The exact quote, which I found after minimal digging on the Internet, is as follows:
LIEUTENANT COLONEL RALPH KAUZLARICH, U.S. ARMY: Well, if you're an atheist and you don't believe in anything, if you die, what -- what is there to go to? Nothing. You're worm dirt. So, for their son to die for nothing, it's pretty hard to get your head around that.
(It has been mentioned, correctly, that while the Lt. Colonel was attempting to castigate atheists, it's actually taken by most atheists as a bit of a backhanded compliment: because atheists don't believe in any afterlife nonsense, we have a tendency to take death a bit more seriously than those who do; we believe that life actually has to be lived to the fullest, that there are no cosmic mulligans.
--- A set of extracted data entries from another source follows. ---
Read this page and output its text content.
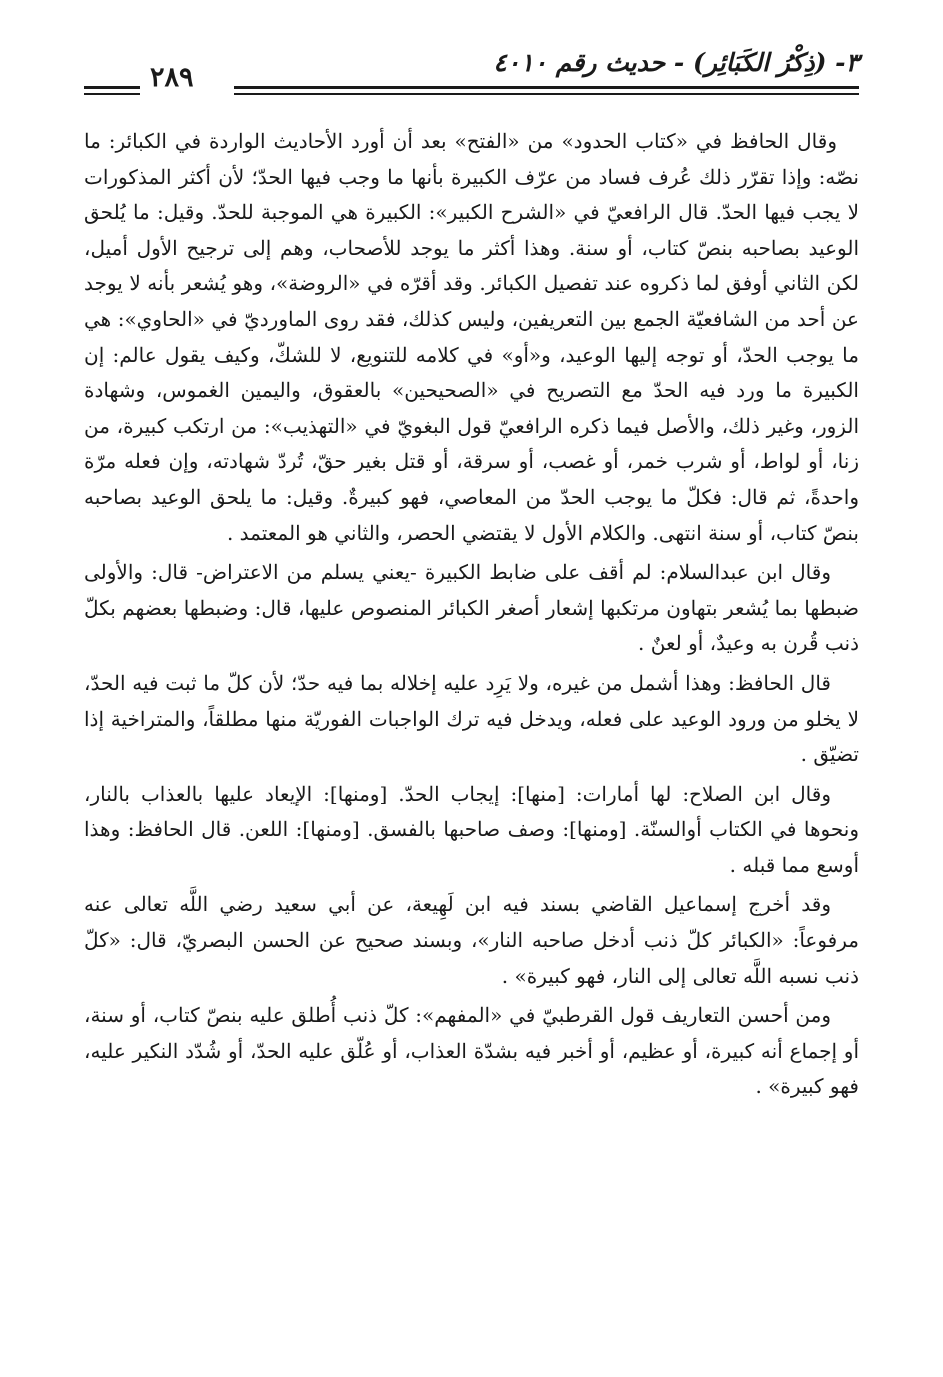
٣- (ذِكْرُ الكَبَائِر) - حديث رقم ٤٠١٠
٢٨٩

وقال الحافظ في «كتاب الحدود» من «الفتح» بعد أن أورد الأحاديث الواردة في الكبائر: ما نصّه: وإذا تقرّر ذلك عُرف فساد من عرّف الكبيرة بأنها ما وجب فيها الحدّ؛ لأن أكثر المذكورات لا يجب فيها الحدّ. قال الرافعيّ في «الشرح الكبير»: الكبيرة هي الموجبة للحدّ. وقيل: ما يُلحق الوعيد بصاحبه بنصّ كتاب، أو سنة. وهذا أكثر ما يوجد للأصحاب، وهم إلى ترجيح الأول أميل، لكن الثاني أوفق لما ذكروه عند تفصيل الكبائر. وقد أقرّه في «الروضة»، وهو يُشعر بأنه لا يوجد عن أحد من الشافعيّة الجمع بين التعريفين، وليس كذلك، فقد روى الماورديّ في «الحاوي»: هي ما يوجب الحدّ، أو توجه إليها الوعيد، و«أو» في كلامه للتنويع، لا للشكّ، وكيف يقول عالم: إن الكبيرة ما ورد فيه الحدّ مع التصريح في «الصحيحين» بالعقوق، واليمين الغموس، وشهادة الزور، وغير ذلك، والأصل فيما ذكره الرافعيّ قول البغويّ في «التهذيب»: من ارتكب كبيرة، من زنا، أو لواط، أو شرب خمر، أو غصب، أو سرقة، أو قتل بغير حقّ، تُردّ شهادته، وإن فعله مرّة واحدةً، ثم قال: فكلّ ما يوجب الحدّ من المعاصي، فهو كبيرةٌ. وقيل: ما يلحق الوعيد بصاحبه بنصّ كتاب، أو سنة انتهى. والكلام الأول لا يقتضي الحصر، والثاني هو المعتمد .

وقال ابن عبدالسلام: لم أقف على ضابط الكبيرة -يعني يسلم من الاعتراض- قال: والأولى ضبطها بما يُشعر بتهاون مرتكبها إشعار أصغر الكبائر المنصوص عليها، قال: وضبطها بعضهم بكلّ ذنب قُرن به وعيدٌ، أو لعنٌ .

قال الحافظ: وهذا أشمل من غيره، ولا يَرِد عليه إخلاله بما فيه حدّ؛ لأن كلّ ما ثبت فيه الحدّ، لا يخلو من ورود الوعيد على فعله، ويدخل فيه ترك الواجبات الفوريّة منها مطلقاً، والمتراخية إذا تضيّق .

وقال ابن الصلاح: لها أمارات: [منها]: إيجاب الحدّ. [ومنها]: الإيعاد عليها بالعذاب بالنار، ونحوها في الكتاب أوالسنّة. [ومنها]: وصف صاحبها بالفسق. [ومنها]: اللعن. قال الحافظ: وهذا أوسع مما قبله .

وقد أخرج إسماعيل القاضي بسند فيه ابن لَهِيعة، عن أبي سعيد رضي اللَّه تعالى عنه مرفوعاً: «الكبائر كلّ ذنب أدخل صاحبه النار»، وبسند صحيح عن الحسن البصريّ، قال: «كلّ ذنب نسبه اللَّه تعالى إلى النار، فهو كبيرة» .

ومن أحسن التعاريف قول القرطبيّ في «المفهم»: كلّ ذنب أُطلق عليه بنصّ كتاب، أو سنة، أو إجماع أنه كبيرة، أو عظيم، أو أخبر فيه بشدّة العذاب، أو عُلّق عليه الحدّ، أو شُدّد النكير عليه، فهو كبيرة» .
This is a good thing to believe.)
In any case, the testimony was as follows:
He said that we were -- we would never be satisfied, because we're not Christians, and we're just a pain in the ass, basically. He also said that it must make us feel terrible that Pat is worm dirt.
This is of course an abhorrent thing to put a grieving mother through, and as indefensible as the comments really are, they make perfect sense in the fact that atheists represent the most openly despised minority in the United States (homosexuals are a very, very, very distant second). If the comment had been about race or nationality, they would have gotten much more airtime, and it wouldn't have taken a loony conspiracy theorist/actor on Bill Maher's show to bring my attention to it.
Moreover, it's perfectly consistent with what conservative-theocrat spokespeople like Pat Buchanan or Jerry Falwell - people with real political power and clout in this country - spew out on a daily (if not hourly) basis.
So, the next time Bill O'Reilly tries to convince you that Christians represent some kind of discriminated-against minority in the US, just remember this little anecdote. It's shared by countless others, but this one involves an American Hero whose name just about everyone knows, and who has been presented in a manner that is wildly inconsistent with what he was actually like in the flesh.